Der Internationale Carlo Scarpa Preis ehrt wenig beachtete Landschaften und fördert deren Erfoschung und Erhalt. 2020 ging der Preis an das Rosental und die Rote Schlucht in Kappadokien.
Restaurierung von Malereien gewürdigt
Fotos: Marco Zanin for Fondazione Benetton Studi Ricerche
Mit der Verleihung des diesjährigen Internationalen Carlo Scarpa Preises an die spektakulären Landschaften und die Höhlenarchitektur des Rosentales und der Roten Schlucht – Güllüdere und Kızılçukur auf Türkisch – erhielt ein Ort die Auszeichnung, der die komplexe geologische und kulturelle Geschichte Kappadokiens widerspiegelt.
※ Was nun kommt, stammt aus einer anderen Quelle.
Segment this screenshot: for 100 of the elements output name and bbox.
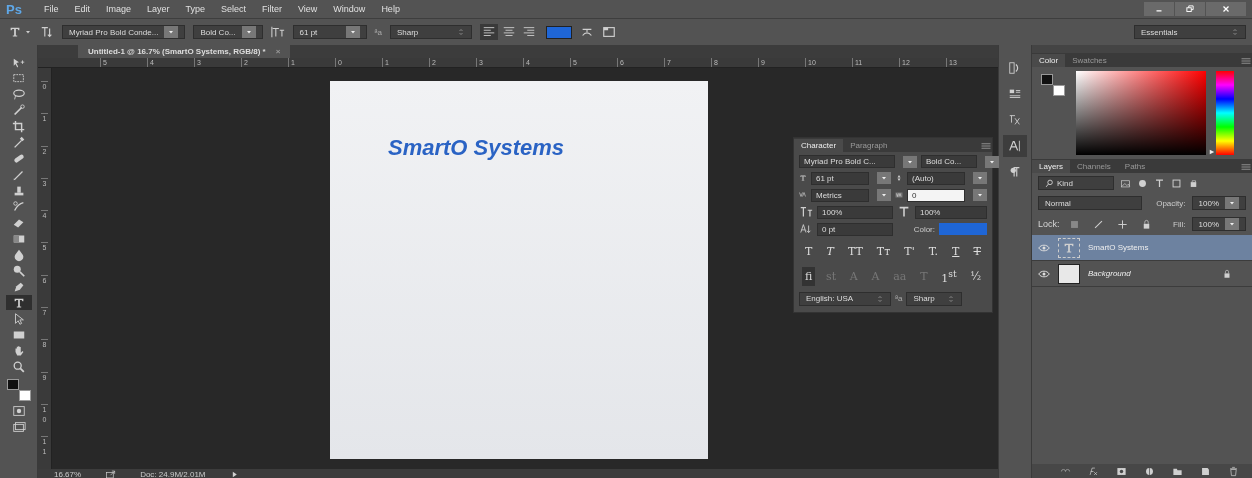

Der zum 31. Mal von der Benetton-Stiftung vergebene Preis rückt gesellschaftlich und kulturhistorisch bedeutende, jedoch wenig beachtete Landschaften in den Fokus. Und fördert damit deren Erforschung und Erhalt.
Die von Vulkangipfeln umgebene und von Wind und Wasser geprägte Tuffsteinlandschaft Kappadokiens liegt im Herzen der zentralanatolischen Hochebene. Nach Ankunft der ersten Christen im 3. Jahrhundert wurde die Region zu einer der führenden christlichen Gemeinden des ersten Jahrtausends. Mit der Verbreitung der byzantinischen Kultur entstanden unzählige Eremitenbehausungen, Klostersiedlungen und atemberaubende Sakralbauten. Ab dem 13. Jahrhundert wurden die Höhlen in Ställe, Wohnhäuser und Zisternen umgewandelt.
Die Jury würdigt mit der Preisvergabe die Arbeit der Kunsthistorikerin Maria Andaloro und ihres wissenschaftlichen Teams der Universität Tuscia in Italien. Sie tragen mit der Restaurierung der Malereien in den Felsenkirchen dazu bei, die kulturhistorische Bedeutung dieser Landschaft wieder lesbar zu machen. Durch die Auszeichnung wird die weitgreifende Bedeutung der imposanten Naturlandschaft veranschaulicht, in der die Spuren verschiedener, im Laufe der Jahrhunderte aufeinanderfolgenden Kulturen und Besiedlungsformen weiterhin erlebbar sind.
Beziehung zwischen Konservierung und Wandel
Das Projekt reiht sich somit in die Tradition früherer Preisträger wie etwa der kasachischen Wildapfel-Wälder oder des Teegartens Dazhangshan in China ein, die den ursprünglichen Charakter und die Identität des Ortes bewahren, ohne hierbei unvermeidlichen Nutzungswandel, Aneignung oder landschaftliche Veränderungen zu verleugnen. Vielmehr wird eine Erneuerung angestrebt, die eine Landschaftspflege im weiteren Sinne – die Pflege der kulturellen, gesellschaftlichen, historischen und naturlandschaftlichen Werte – beinhaltet. Angesichts der ereignisreichen Geschichte der kappadokischen Täler und der fortschreitenden Ausbreitung touristischer Aktivitäten in der Region erhält diese harmonische Beziehung zwischen Konservierung und Wandel eine grundlegende Bedeutung.